O tema foi enfrentado pelas Comissões dos Direitos da Mulher, de Direito Constitucional, de Criminologia e de Direito Penal. De acordo com os grupos, a proposta legislativa representa um retrocesso aos avanços civilizatórios e às conquistas femininas.
Relatora pela Comissão de Direito Constitucional, Leila Bittencourt afirmou que a medida viola a dignidade da pessoa humana, garantida na Carta Magna, por submeter a mulher estuprada que abortar após 22 semanas de gestação à pena de homicídio, e a menina na mesma situação ao afastamento de sua família para cumprir medida educativa. “O projeto em tela é dirigido especialmente a elas ao vedar o exercício do direito previsto em lei com a proibição do procedimento, propiciando riscos graves à saúde e à vida, em afronta aos direitos protegidos na lei”, defende a advogada.
Segundo Bittencourt, o PL também viola a Norma Técnica de Atenção Humanizada ao Abortamento do Ministério da Saúde, que estabelece normas para o atendimento às vítimas de violência sexual. São elas: “A autonomia, entendida como o direito da mulher de decidir sobre as questões relacionadas ao seu corpo e à sua vida; a beneficência, ou a obrigação ética de se maximizar o benefício e minimizar o dano; a não maleficência, pois a ação deve sempre causar o menor prejuízo à paciente, reduzindo os efeitos adversos ou indesejáveis; a justiça ou imparcialidade da(o) profissional de saúde, que deve evitar que aspectos sociais, culturais, religiosos, morais ou outros interfiram na sua relação com a mulher”.
De acordo com o parecer elaborado pelas Comissões de Criminologia e de Direito Penal, que tiveram relatoria dos consócios Leonardo Isaac Yarochewsky e Vera Regina Pereira de Andrade, o projeto de lei apresenta desequilíbrio entre danos e benefícios em sua aplicação. “Ainda que se argumente que a proposta atende ao objetivo pretendido de proteger a vida do nascituro, ela deixa de satisfazer as outras duas dimensões da proporcionalidade, uma vez que, ao criminalizar meninas e mulheres com penas extremamente altas e superiores aos dos agressores, configura medida excessiva, com maiores danos, do que benefícios”, diz o texto.

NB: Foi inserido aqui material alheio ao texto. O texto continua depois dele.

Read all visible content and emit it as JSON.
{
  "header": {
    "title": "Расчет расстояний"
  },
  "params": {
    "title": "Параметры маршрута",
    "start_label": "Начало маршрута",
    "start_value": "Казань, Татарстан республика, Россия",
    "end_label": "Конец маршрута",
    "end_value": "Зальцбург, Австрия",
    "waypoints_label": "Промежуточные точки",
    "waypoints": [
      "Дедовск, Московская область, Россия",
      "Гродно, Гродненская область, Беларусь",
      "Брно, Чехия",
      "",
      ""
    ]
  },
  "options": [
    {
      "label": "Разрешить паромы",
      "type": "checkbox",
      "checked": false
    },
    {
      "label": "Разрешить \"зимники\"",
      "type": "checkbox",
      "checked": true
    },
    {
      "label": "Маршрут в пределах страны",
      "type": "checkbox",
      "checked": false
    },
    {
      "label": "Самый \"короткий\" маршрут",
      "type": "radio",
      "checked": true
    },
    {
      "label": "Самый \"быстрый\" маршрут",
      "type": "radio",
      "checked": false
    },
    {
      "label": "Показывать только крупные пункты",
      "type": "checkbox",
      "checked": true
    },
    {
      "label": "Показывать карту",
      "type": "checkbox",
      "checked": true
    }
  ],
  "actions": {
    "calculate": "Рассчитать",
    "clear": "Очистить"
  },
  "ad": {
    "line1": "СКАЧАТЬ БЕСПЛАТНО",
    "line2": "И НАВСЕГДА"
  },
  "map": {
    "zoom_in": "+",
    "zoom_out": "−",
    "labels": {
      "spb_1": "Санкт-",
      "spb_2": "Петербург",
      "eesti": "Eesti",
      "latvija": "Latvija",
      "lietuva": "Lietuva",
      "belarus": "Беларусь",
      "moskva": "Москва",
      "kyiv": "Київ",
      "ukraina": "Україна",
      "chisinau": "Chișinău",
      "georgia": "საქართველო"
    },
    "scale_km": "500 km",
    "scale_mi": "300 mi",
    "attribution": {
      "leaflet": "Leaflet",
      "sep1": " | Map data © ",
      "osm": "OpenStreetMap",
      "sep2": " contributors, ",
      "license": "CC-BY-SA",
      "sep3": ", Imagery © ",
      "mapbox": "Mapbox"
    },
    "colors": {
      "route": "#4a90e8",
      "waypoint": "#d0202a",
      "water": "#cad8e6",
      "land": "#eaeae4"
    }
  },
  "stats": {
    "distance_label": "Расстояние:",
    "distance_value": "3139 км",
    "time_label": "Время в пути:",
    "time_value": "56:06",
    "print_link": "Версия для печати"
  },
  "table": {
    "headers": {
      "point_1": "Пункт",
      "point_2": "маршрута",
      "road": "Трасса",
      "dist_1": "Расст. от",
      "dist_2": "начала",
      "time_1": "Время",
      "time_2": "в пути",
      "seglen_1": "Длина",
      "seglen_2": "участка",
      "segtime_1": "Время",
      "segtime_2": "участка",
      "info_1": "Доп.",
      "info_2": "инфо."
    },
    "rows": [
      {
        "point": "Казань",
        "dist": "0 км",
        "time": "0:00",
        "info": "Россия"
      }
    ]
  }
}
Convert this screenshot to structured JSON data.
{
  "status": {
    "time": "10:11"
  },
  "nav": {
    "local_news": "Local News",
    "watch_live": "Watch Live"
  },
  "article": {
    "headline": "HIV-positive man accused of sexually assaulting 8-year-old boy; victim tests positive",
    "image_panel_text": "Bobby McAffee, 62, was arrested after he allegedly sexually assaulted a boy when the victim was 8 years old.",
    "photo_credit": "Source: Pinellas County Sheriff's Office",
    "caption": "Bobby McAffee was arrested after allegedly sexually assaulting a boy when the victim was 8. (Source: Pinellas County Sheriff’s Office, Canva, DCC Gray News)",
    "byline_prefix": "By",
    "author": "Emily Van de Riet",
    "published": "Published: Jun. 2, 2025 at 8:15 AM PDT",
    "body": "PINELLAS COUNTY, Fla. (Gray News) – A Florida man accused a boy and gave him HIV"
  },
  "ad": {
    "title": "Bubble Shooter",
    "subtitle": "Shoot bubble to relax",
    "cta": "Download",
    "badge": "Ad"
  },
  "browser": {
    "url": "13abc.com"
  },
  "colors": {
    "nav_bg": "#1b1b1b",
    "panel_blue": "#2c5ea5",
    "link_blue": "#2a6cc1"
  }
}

Leonardo Isaac Yarochewsky
Apresentado ao plenário por Leonardo Yarochewsky, o parecer também destaca que o projeto viola a recomendação do Comitê dos Direitos da Criança da Organização das Nações Unidas (ONU) sobre o tema. O órgão indica que os Estados Partes propiciem o acesso ao aborto seguro às meninas, quando não for proibido por lei. “Para além de um controle de inconstitucionalidade, é necessário o controle de convencionalidade das normas, razão pela qual o projeto não deve ser aprovado”, argumentou ele.
Valéria Sant’Anna
Na visão das relatoras da Comissão dos Direitos da Mulher, Valéria Sant’Anna e Rita Cortez, o projeto é um “estratagema político que trama, com desumanidade e perversidade, contra mulheres e crianças”. Sant’Anna, que apresentou a análise, ressaltou que a proposta contraria também a Declaração de Pequim, na qual os países subscritos se comprometeram a combater obstáculos ao avanço feminino. “O texto estabelece que a saúde reprodutiva se caracteriza como ‘a capacidade de desfrutar de uma vida sexual satisfatória’, com a liberdade de optar ‘quando e com que frequência procriar’”, destacam as relatoras.
Marcia Dinis
A autora da indicação que deu origem às análises, Marcia Dinis, apoiou os posicionamentos firmados pelos pareceristas e sublinhou que o IAB se mantém atuante na defesa dos direitos humanos. “Por essa razão, tenho muito orgulho de fazer parte do Instituto, que sempre se coloca firme nos momentos necessários. É para isso que estamos aqui: defender a dignidade da pessoa humana, os direitos humanos e o Estado Democrático de Direito”, afirmou a advogada.